Judge: Florida's ban on gay adoptions is valid

http://www.miami.com/c/community/people/gay_and_lesbian/locdocs/003536.htm

MIAMI -- (AP) -- A federal judge ruled Thursday that Florida's law banning homosexuals from adopting children is valid, saying the state has a legitimate interest in only allowing married couples to adopt.

The law is considered the nation's toughest ban on gay adoptions, prohibiting adoptions by any gay or lesbian individual or couple. Mississippi and Utah also ban adoptions by same-sex couples.

U.S. Judge James Lawrence King accepted the state's argument that the law was in children's best interests because married heterosexuals provide children with a more stable home.

``Plaintiffs have not asserted that they can demonstrate that homosexual families are equivalently stable, are able to provide proper gender identification or are no more socially stigmatizing than married heterosexual families,'' said King, senior judge for the Miami-based U.S. Southern District of Florida.

Steven Lofton and Douglas Houghton filed the lawsuit after being told the could not adopt children in their care. Lofton, a foster parent, wanted to adopt a 10-year-old boy he has raised since infancy. Houghton is the guardian of a 9-year-old boy.
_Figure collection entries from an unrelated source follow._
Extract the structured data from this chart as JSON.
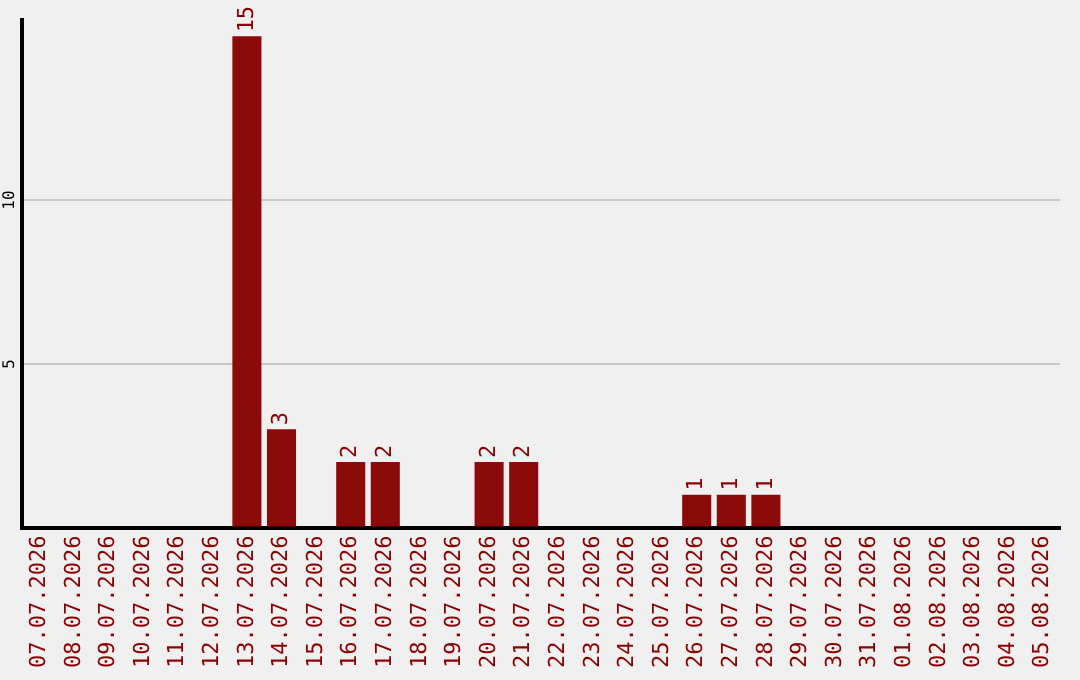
{
  "chart_data": {
    "type": "bar",
    "categories": [
      "07.07.2026",
      "08.07.2026",
      "09.07.2026",
      "10.07.2026",
      "11.07.2026",
      "12.07.2026",
      "13.07.2026",
      "14.07.2026",
      "15.07.2026",
      "16.07.2026",
      "17.07.2026",
      "18.07.2026",
      "19.07.2026",
      "20.07.2026",
      "21.07.2026",
      "22.07.2026",
      "23.07.2026",
      "24.07.2026",
      "25.07.2026",
      "26.07.2026",
      "27.07.2026",
      "28.07.2026",
      "29.07.2026",
      "30.07.2026",
      "31.07.2026",
      "01.08.2026",
      "02.08.2026",
      "03.08.2026",
      "04.08.2026",
      "05.08.2026"
    ],
    "values": [
      0,
      0,
      0,
      0,
      0,
      0,
      15,
      3,
      0,
      2,
      2,
      0,
      0,
      2,
      2,
      0,
      0,
      0,
      0,
      1,
      1,
      1,
      0,
      0,
      0,
      0,
      0,
      0,
      0,
      0
    ],
    "value_labels": [
      null,
      null,
      null,
      null,
      null,
      null,
      "15",
      "3",
      null,
      "2",
      "2",
      null,
      null,
      "2",
      "2",
      null,
      null,
      null,
      null,
      "1",
      "1",
      "1",
      null,
      null,
      null,
      null,
      null,
      null,
      null,
      null
    ],
    "color": "#8b0b0b",
    "ylim": [
      0,
      15.5
    ],
    "yticks": [
      {
        "value": 0,
        "label": null
      },
      5,
      10
    ],
    "grid": "y",
    "legend": false
  }
}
The men challenged Florida's adoption laws, arguing that they discriminate against homosexuals.

King, however, said in his ruling that ``given there is no fundamental right to adopt or be adopted, there can be no fundamental right to apply for adoption.''

The judge did discount the state's argument that the law is legitimate because it reflects the state's disapproval of homosexuality.
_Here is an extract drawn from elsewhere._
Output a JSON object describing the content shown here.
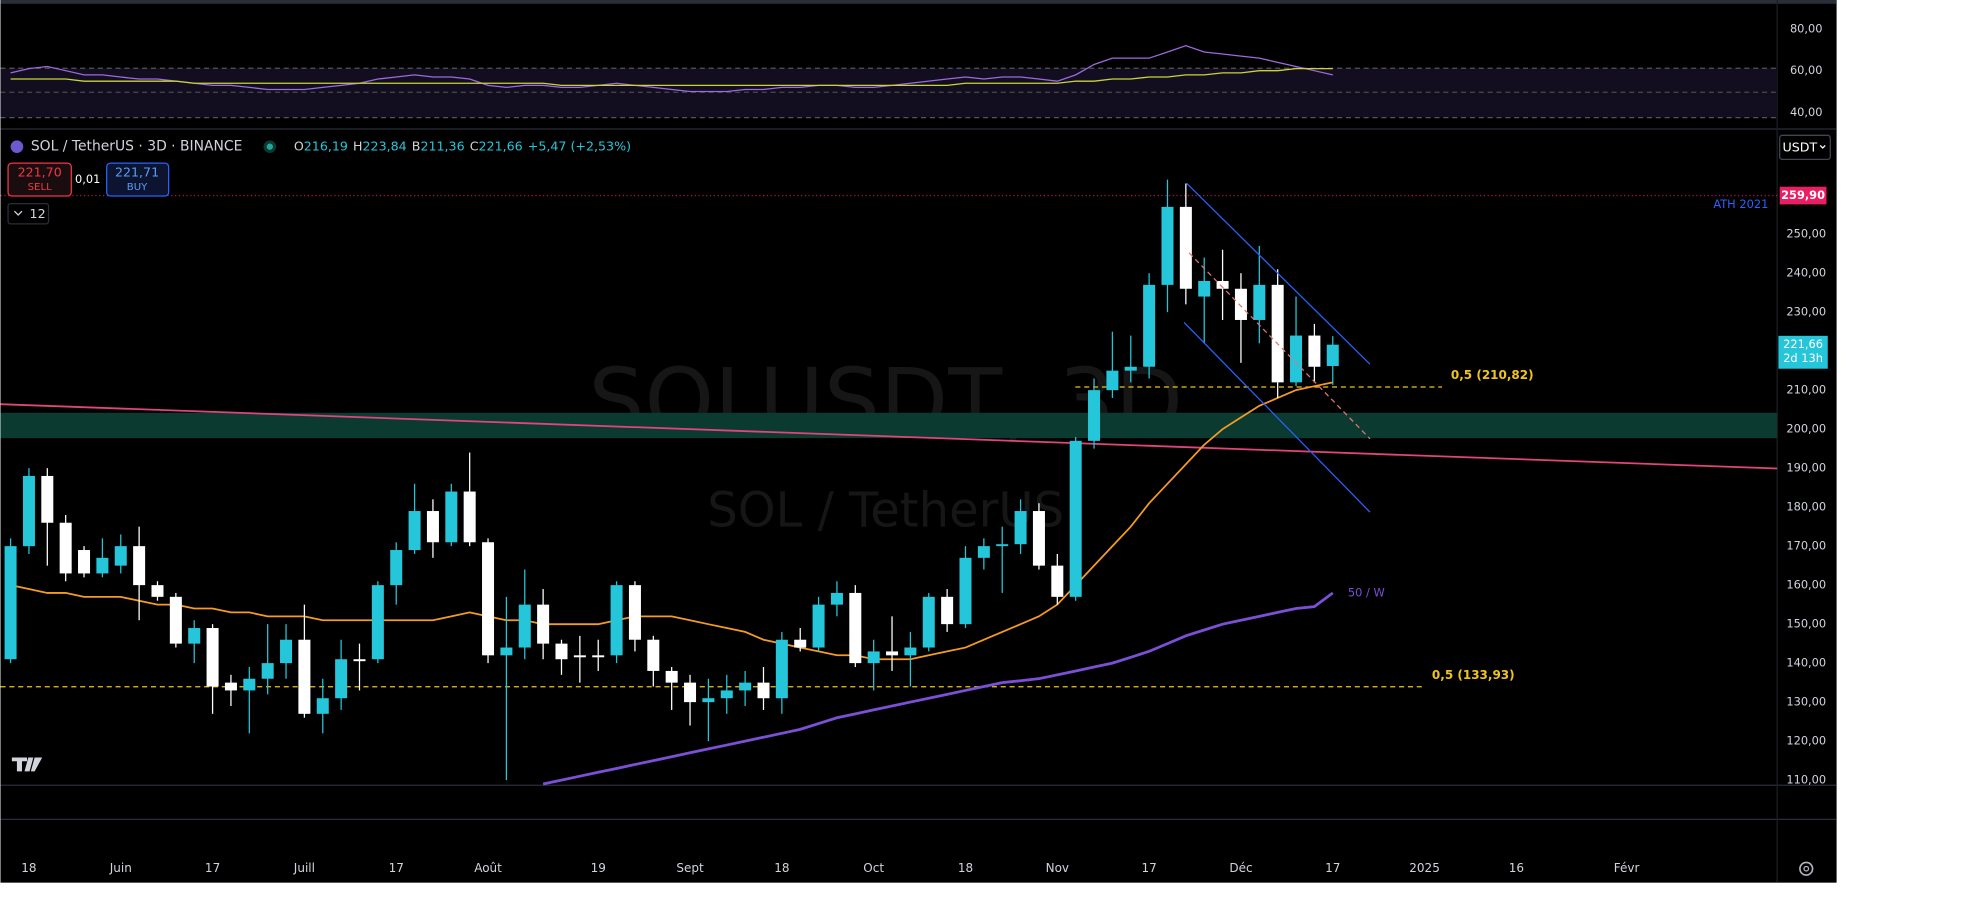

``The Court cannot accept that moral disapproval of homosexuals or homosexuality serves a legitimate state interest,'' he wrote.

But the state also argued that it's in a child's best interest to be raised in home with a married mother and father.

``Plaintiffs concede that categorically barring homosexuals from adoption in the best interest of Florida's children is on its face a legitimate purpose,'' King said.

King noted that Florida Department of Children and Families considers families where there is a mother and father to be important for the child's well-rounded growth and development.

``Primary consideration is given to couples who have been married a sufficient length of time to establish stability so that even couples married less than two years are scrutinized particularly carefully,'' King wrote. ``Moreover, heterosexual unmarried couples living together in a sexually cohabitating relationship will not be considered by DCF as joint adoptive parents.''

Department of Children and Families officials were not immediately available for comment.

However, the department's Web site says, ``Most adults who can provide a stable, loving home to a child can adopt ... In most cases married couples, single parents, working mothers, parents who already have children, people who live in apartments, and people of any religious faith, race, and education level will be considered.''

Elizabeth Schwartz, a lawyer for Lofton and Houghton, said King was mistaken when he said that the plaintiffs agree married couples provide better homes.

``We never would have said that,'' she said. ``There's something substantially wrong. It seems like there's a disconnect here. There's something that's not adding up.''

She said Lofton, who lives in Oregon and is caring for three Florida foster children, will now likely have the children taken away from him.

``They are likely to be removed from their home and ripped apart and DCF has no problem with that because their goal is permanency. And that's our goal too.''

Lisa Gates, a spokeswoman for Gov. Jeb Bush, said he supports the ruling, but declined further comment.